I knew something of devotion because my father made me recite
the Saint Crispin’s Day speech whenever I misbehaved. Here I stood
now on her porch thinking we few, we happy few as I watched her hide
the stash box in the bookshelf. And I thought of her husband who passed out
athwart the leather of his ’79 El Dorado still idling in the spotless garage,
home from the bar one night. She left the garage open for months
afterward and I felt guilty for secretly wishing my father dead
instead of Mr. Calvin. And in the memory of that night I included
a news crew among the ambulance and police to distract my guilt by
scandalizing the scene. I recalled this as I glanced back at the cruiser
just then passing as I stood waiting for her to answer the door.
Next thought fear: not fear for safety, but the fear I sensed in men
watching football.
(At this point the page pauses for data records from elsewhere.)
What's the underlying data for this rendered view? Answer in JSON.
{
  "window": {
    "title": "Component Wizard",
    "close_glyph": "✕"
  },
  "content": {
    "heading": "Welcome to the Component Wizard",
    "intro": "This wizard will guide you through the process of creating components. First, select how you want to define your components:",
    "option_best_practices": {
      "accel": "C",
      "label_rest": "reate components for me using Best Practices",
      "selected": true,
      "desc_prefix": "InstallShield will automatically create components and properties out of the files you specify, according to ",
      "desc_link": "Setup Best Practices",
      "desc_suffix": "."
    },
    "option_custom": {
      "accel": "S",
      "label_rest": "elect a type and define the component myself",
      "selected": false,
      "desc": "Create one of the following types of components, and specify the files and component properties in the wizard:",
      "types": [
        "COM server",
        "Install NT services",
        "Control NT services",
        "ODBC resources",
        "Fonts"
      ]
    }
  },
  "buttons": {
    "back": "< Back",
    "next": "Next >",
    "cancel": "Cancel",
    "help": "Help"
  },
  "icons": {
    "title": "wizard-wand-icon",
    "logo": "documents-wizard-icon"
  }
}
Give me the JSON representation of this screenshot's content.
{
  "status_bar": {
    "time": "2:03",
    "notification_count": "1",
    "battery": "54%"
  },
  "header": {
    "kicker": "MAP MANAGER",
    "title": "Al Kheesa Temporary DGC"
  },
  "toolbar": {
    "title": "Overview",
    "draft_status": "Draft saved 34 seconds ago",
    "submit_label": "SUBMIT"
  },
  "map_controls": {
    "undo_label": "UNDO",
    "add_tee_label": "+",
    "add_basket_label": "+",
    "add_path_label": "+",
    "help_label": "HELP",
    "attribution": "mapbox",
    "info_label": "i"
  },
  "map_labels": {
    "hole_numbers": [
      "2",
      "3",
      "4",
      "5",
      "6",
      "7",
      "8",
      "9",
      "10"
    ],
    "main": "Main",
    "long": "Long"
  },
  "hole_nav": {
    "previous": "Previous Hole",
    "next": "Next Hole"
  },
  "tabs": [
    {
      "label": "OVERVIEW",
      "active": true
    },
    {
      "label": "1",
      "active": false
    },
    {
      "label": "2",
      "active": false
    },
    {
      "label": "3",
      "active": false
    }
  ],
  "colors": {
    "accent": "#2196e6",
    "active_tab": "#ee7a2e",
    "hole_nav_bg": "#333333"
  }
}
I had to figure passion as a form of fear since fear
was always shaken into cocktails of butterflies and bile, making it
sublime and so I sometimes wore an engine red football helmet while
riding my paper route. And because the sight from other
senses must suffice when one goes blind with fear as I did in those
awkward test runs out to balance the admixture, I scraped
the scabs of familiarity and deposits of routine associations
from the streets I plied and left the bare empirical frothing there
in the sunlight like battery acid. I imagined myself cool as five-o
behind Ray Bans and assumed the arrogance from whence
I could dismiss what the theater of my absurd knew of itself.
In my righteous alienation I chuckled at the quaintness of it all.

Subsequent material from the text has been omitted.